Figure 8 highlights the performance enhancements when using the Hilbert matrix kernel to perform TLR-GEMM with appropriate ranks for GEMM-LLD and GEMM-LLL, 16 and 32, respectively. Although the number of floating-point operations varies, the objective is to achieve the expected numerical accuracy. TLR-GEMM-LLD and TLR-GEMM-LLL kernels (solid line plots) score a speedup of more than an order of magnitude and fourfold, respectively, against cuBLAS dense GEMM (double line plot).
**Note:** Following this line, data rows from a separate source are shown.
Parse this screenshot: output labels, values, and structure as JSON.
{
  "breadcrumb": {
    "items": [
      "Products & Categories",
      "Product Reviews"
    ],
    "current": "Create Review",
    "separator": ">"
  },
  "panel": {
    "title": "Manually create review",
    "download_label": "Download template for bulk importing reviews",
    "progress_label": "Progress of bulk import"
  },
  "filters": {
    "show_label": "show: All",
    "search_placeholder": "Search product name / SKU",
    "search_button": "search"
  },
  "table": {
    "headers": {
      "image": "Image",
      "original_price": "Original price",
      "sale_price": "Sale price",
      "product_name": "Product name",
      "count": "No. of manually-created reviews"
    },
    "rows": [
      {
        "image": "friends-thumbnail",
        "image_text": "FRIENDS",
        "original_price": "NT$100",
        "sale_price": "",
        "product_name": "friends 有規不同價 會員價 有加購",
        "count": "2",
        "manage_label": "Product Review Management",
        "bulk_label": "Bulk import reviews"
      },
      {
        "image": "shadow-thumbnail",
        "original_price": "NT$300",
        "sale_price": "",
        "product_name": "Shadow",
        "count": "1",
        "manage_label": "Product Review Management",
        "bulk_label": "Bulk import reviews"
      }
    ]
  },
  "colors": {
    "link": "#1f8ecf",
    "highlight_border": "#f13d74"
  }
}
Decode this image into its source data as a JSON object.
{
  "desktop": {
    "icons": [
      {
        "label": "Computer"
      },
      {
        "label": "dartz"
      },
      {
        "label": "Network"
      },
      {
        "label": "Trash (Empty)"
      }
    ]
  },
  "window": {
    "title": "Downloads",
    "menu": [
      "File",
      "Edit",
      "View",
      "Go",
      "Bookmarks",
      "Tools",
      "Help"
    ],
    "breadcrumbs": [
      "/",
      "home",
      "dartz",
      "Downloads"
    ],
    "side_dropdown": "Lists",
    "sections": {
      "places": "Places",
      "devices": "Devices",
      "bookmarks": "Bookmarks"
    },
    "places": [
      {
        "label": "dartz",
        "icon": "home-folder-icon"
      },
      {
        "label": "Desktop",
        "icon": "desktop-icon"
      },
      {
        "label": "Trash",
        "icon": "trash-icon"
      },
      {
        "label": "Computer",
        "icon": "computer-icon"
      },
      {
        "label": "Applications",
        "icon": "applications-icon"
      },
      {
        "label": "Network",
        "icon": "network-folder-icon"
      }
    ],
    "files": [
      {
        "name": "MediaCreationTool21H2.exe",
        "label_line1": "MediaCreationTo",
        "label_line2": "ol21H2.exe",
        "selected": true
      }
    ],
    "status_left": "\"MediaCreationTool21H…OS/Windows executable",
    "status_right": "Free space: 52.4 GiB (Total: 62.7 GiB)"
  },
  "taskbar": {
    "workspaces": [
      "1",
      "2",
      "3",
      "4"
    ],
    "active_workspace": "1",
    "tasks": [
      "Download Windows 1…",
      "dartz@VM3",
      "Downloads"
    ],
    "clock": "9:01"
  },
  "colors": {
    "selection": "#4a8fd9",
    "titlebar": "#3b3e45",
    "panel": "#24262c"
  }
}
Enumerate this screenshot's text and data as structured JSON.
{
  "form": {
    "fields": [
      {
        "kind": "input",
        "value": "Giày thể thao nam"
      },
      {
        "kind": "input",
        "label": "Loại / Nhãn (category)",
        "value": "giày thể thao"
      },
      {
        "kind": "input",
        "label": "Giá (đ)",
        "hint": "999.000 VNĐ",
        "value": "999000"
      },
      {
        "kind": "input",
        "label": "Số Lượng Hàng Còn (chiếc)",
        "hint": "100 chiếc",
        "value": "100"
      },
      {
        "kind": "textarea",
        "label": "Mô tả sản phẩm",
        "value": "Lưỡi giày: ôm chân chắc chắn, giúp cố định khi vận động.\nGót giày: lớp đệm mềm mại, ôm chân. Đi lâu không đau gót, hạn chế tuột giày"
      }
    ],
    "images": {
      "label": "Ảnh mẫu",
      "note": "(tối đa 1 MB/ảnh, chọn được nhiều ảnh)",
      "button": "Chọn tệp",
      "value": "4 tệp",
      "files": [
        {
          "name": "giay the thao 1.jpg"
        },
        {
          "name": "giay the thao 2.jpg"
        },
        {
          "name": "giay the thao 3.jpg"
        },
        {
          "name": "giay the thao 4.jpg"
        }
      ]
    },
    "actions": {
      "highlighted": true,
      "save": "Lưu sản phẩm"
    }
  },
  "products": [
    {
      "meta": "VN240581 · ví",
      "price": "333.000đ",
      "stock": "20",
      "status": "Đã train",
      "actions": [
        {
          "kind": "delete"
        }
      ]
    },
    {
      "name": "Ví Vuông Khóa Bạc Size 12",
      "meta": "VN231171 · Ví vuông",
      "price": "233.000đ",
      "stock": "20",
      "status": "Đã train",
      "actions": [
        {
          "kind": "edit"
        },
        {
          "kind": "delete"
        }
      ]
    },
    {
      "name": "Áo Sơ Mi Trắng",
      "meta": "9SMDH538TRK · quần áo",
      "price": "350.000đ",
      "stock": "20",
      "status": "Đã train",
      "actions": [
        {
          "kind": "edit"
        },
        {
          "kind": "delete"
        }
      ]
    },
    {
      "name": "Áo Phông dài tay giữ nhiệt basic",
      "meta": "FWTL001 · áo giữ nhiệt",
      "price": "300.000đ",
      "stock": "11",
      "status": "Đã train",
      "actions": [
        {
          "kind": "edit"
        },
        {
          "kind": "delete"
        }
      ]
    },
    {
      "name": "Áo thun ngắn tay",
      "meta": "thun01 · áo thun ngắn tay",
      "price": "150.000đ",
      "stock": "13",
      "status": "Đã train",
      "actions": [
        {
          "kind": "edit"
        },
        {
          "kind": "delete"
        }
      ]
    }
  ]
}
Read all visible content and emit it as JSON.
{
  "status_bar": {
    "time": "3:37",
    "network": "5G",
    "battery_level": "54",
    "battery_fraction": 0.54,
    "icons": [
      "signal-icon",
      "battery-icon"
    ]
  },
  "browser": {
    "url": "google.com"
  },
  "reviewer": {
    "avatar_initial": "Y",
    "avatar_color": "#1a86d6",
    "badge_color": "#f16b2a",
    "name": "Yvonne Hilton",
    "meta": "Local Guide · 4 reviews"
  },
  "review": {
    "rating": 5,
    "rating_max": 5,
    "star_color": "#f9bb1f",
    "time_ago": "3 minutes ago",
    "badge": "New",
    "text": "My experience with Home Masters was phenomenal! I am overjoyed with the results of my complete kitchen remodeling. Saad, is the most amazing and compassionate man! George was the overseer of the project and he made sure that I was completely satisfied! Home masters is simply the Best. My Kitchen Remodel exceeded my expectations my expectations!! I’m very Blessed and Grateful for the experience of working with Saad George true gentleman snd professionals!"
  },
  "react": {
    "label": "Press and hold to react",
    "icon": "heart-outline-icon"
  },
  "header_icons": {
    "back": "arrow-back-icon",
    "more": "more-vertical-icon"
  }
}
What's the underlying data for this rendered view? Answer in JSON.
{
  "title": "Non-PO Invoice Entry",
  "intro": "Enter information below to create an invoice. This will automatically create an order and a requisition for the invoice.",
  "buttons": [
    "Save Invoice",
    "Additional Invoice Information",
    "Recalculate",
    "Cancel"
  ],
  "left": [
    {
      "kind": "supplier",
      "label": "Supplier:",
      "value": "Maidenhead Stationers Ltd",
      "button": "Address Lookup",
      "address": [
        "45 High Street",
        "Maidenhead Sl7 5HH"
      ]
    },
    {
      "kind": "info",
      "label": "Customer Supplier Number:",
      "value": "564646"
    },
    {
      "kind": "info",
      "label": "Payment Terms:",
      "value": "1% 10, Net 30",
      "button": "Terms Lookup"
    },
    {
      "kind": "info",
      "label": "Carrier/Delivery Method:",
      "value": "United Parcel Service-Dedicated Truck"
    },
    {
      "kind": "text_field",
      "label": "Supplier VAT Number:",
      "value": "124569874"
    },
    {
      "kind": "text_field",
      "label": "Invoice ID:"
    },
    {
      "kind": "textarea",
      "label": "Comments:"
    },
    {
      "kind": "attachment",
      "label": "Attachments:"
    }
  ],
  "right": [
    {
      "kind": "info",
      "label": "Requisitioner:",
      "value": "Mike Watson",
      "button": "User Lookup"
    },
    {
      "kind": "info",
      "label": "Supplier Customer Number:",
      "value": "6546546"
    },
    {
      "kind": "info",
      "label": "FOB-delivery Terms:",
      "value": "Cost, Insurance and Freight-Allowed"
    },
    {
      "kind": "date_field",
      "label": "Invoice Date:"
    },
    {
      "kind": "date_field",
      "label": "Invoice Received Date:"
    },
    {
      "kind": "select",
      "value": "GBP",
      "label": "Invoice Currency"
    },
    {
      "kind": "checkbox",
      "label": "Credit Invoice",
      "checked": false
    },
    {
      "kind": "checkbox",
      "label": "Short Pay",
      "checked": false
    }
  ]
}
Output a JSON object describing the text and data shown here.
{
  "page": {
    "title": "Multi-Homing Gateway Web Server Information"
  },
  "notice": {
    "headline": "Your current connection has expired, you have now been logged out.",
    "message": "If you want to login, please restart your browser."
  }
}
7 Conclusions and Future Work

This paper presents a novel batched tile low-rank (TLR) GEMM kernel on GPUs, which is a core operation of large-scale data sparse applications. Results demonstrate the numerical robustness and manyfold performance speedups against cuBLAS batched dense GEMM on the latest NVIDIA V100 GPU generation. This work represents a pathfinder toward enabling advanced hierarchical matrix computations on GPUs. Moreover, owing to its simplicity and modularity, the TLR data format may facilitate the port to multiple GPUs of batched low-rank matrix operations. Future work includes supporting non-uniform ranks for compression and operations to further reduce the memory footprint and flop count cost, in addition to supporting the other BLAS routines. We would like also to integrate the TLR compression and the TLR-GEMM operation in the Multi-Object Adaptive Optics application [30] in the context of computational astronomy and assess its real-time performance impact.